In relation to the present invention, the term "suitable for use as a lubricant" means that  a matter or mixture of materials can prevent friction and effort against moving machine parts. These matters thereby avoid energy consumption and material wear and They also act as cooling media. "Suitable to be used as a hydraulic fluid "means that a matter or material mix presents those properties that facilitate a use of matter or mixture of materials in systems hydrostatic or hydrokinetic (hydrodynamic) as a liquid power transmitter "For use as a lubricant or as hydraulic fluid "means that such materials or mixtures of materials are suitable for use as a base liquid for lubricants or hydraulic oils and does not exclude the addition of other additives commonly used for lubricants or hydraulic oils, such as phenolic and / or amino acid antioxidants, antiwear additives / extreme phosphorus / sulfur pressure, corrosion inhibitors, foam inhibitors and others.

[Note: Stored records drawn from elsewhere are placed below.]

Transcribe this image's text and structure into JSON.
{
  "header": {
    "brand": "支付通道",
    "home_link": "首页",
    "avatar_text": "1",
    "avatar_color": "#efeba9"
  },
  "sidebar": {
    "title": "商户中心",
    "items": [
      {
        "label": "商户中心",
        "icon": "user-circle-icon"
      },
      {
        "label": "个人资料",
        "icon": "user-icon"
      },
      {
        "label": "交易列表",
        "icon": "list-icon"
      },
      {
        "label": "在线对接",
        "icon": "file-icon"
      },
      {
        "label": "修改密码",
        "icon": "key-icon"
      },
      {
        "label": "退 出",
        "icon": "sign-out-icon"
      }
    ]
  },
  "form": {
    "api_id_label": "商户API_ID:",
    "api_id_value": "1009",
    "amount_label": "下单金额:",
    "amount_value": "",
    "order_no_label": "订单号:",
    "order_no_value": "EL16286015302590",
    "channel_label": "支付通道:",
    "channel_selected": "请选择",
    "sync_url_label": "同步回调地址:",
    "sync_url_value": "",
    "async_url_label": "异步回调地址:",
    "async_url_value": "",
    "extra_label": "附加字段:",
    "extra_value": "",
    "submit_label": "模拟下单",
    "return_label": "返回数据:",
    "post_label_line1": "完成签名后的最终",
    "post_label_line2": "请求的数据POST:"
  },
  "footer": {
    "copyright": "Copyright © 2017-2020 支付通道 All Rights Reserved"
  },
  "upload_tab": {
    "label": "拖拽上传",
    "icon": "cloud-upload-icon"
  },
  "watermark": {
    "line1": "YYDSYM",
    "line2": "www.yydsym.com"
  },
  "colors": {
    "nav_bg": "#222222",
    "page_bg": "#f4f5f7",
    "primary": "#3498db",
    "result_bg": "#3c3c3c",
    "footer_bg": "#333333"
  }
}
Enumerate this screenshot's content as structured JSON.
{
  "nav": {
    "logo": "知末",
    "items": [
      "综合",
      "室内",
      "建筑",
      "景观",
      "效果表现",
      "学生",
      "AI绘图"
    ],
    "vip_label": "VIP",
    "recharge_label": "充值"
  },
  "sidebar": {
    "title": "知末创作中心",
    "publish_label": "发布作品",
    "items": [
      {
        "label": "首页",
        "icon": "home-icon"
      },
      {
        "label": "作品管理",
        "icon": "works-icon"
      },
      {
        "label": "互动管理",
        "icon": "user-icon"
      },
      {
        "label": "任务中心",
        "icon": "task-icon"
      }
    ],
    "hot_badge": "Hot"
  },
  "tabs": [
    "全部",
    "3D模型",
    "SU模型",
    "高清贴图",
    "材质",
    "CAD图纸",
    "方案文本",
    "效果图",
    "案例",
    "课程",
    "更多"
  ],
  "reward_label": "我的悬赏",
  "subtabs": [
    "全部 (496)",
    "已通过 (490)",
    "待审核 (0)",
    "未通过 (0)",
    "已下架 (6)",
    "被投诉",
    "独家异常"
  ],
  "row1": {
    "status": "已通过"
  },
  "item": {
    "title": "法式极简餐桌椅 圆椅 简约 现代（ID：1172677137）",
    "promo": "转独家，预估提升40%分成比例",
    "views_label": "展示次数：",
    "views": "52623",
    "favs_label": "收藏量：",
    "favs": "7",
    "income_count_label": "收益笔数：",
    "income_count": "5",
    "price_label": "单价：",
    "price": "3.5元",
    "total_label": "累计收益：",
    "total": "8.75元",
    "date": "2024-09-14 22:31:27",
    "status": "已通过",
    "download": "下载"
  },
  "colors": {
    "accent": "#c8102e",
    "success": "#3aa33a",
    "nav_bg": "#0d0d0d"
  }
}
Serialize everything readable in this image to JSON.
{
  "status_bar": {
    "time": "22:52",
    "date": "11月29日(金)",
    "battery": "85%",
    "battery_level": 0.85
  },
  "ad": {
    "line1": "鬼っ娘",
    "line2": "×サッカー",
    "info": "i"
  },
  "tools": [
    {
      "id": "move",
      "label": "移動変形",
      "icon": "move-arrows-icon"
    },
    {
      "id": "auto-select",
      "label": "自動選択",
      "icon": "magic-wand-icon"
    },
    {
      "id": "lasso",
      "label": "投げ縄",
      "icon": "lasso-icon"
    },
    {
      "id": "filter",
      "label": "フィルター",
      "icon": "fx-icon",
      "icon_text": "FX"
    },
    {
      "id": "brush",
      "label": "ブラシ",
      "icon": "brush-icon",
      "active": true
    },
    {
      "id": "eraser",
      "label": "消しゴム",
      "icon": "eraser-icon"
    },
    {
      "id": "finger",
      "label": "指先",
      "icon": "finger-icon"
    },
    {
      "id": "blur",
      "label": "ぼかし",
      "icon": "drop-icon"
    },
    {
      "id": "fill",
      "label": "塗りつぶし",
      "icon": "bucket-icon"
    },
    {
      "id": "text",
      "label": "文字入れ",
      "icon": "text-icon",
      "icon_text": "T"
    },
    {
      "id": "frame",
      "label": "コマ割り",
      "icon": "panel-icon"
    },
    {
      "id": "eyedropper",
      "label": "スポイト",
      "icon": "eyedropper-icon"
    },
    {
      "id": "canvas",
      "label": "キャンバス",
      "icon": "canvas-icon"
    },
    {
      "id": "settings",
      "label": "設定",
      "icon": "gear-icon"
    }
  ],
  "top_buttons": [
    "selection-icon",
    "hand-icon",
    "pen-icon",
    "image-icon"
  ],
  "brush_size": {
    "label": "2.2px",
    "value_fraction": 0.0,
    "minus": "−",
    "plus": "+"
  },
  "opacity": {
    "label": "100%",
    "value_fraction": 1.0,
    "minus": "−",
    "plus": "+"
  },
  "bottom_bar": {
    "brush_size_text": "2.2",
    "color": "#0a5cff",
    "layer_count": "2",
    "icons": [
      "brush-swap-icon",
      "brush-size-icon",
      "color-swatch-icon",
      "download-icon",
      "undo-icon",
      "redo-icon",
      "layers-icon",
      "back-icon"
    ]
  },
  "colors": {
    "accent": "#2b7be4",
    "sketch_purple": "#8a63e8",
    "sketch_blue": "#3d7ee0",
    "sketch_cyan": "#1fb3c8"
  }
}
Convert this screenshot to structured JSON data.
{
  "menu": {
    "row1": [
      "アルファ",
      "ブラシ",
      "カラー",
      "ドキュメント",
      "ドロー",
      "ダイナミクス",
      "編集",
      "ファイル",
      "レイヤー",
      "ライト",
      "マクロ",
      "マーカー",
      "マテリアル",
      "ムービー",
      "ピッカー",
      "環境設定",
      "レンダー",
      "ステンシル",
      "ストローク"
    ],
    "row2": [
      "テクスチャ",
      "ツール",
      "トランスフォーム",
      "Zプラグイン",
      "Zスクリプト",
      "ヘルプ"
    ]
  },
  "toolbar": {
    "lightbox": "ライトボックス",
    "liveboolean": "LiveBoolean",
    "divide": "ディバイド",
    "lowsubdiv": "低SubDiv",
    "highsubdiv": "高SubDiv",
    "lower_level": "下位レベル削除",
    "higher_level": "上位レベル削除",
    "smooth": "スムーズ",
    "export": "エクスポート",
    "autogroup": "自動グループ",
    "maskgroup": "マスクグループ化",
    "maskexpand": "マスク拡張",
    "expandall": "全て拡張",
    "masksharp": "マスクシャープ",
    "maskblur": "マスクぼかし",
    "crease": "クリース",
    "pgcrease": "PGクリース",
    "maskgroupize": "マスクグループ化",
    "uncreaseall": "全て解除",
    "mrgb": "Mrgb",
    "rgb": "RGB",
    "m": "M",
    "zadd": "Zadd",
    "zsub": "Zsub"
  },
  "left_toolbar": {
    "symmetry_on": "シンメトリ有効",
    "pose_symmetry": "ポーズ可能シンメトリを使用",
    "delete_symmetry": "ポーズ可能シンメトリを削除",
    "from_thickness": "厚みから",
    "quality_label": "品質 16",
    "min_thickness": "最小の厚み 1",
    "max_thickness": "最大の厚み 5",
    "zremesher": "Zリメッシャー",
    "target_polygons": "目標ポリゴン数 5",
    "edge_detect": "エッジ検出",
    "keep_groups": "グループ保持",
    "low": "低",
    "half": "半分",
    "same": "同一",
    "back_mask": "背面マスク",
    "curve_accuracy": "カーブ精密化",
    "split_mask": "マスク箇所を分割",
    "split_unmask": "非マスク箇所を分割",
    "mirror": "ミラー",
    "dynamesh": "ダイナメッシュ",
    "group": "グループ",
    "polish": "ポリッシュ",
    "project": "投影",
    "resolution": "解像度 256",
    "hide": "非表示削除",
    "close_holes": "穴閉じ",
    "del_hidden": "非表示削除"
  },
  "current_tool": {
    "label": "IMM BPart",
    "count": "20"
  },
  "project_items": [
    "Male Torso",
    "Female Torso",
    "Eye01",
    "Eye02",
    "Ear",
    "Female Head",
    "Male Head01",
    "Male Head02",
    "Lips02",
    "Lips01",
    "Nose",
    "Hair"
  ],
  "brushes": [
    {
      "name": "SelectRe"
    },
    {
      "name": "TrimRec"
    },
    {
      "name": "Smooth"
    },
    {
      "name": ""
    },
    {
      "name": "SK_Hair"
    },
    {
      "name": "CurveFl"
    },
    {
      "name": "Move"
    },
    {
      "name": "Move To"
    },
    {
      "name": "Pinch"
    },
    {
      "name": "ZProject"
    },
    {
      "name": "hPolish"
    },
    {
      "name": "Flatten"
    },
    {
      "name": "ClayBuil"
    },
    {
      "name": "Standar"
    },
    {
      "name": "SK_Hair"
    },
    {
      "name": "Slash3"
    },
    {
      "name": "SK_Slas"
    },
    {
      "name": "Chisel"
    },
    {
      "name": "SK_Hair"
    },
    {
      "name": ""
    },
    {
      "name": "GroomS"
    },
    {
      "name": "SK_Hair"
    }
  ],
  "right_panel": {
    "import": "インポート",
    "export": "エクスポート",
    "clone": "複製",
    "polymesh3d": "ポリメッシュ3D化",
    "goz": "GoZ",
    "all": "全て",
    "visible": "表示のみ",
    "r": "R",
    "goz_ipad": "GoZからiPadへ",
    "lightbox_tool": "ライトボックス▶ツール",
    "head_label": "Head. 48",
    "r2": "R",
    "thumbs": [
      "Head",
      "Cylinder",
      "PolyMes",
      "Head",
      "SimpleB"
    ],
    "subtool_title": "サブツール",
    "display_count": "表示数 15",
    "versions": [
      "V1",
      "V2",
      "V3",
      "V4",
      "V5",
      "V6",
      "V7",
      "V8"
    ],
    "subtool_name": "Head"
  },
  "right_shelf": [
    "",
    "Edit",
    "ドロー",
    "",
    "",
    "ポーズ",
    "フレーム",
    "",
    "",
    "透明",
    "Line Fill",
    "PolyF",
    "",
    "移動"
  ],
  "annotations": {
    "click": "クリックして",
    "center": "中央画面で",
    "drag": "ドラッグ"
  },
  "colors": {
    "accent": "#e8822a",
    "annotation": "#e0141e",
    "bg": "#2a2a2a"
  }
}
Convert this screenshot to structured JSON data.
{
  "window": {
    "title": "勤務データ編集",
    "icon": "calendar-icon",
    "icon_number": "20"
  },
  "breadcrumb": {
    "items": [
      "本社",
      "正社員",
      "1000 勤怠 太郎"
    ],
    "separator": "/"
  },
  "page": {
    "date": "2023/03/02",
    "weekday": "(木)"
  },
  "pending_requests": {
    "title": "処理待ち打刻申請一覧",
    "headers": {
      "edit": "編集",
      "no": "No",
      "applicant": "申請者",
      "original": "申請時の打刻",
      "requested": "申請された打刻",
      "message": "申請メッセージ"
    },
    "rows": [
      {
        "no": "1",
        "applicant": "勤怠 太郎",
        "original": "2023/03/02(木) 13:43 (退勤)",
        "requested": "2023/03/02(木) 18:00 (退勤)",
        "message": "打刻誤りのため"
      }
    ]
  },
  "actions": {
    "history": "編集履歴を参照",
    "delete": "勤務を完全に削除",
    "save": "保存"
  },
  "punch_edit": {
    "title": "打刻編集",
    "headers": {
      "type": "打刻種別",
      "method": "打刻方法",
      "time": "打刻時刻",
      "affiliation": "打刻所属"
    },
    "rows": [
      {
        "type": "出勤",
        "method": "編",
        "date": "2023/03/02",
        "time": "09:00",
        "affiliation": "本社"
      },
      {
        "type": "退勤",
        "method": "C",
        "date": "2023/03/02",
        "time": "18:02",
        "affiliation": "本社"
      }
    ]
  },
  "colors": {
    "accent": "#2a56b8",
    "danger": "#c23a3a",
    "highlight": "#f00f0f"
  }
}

A preferred configuration of the invention is as a compound that includes a mixture of D-sorbitol and D-mannitol and their cyclic derivatives, so that these components have been esterified with at least one carboxylic acid, as liquid of base for lubricants or hydraulic oils, so that said compound also contains additives typical of hydraulic oils or lubricants, selected from the group formed by phenolic and / or amino antioxidants, additives anti wear / extreme phosphorus / sulfur pressure, inhibitors of corrosion and foaming inhibitors.

A particularly preferred configuration of the invention refers to a compound that in addition to encompassing esterified open chain molecules of D-sorbitol and D-mannitol too includes esterified cyclic derivatives of D-sorbitol and D-mannitol, in Particularly mono- and dianhydrohexites.

The investigations of the author of this invention have resulted in the compounds containing D-mannitol and D-sorbitol molecules cyclic and open chain, totally or almost fully esterified, they have particularly preferred properties in the sector of the lubricants The compounds, in which hydroxyl groups free of the elements based on polyols used only been partially esterified with carboxylic acids, they have on the contrary an additional emulsifying effect. Such action emulsifier leads however to technical applications of the mixture of the product with unexpected effects, for example, the formation of foam.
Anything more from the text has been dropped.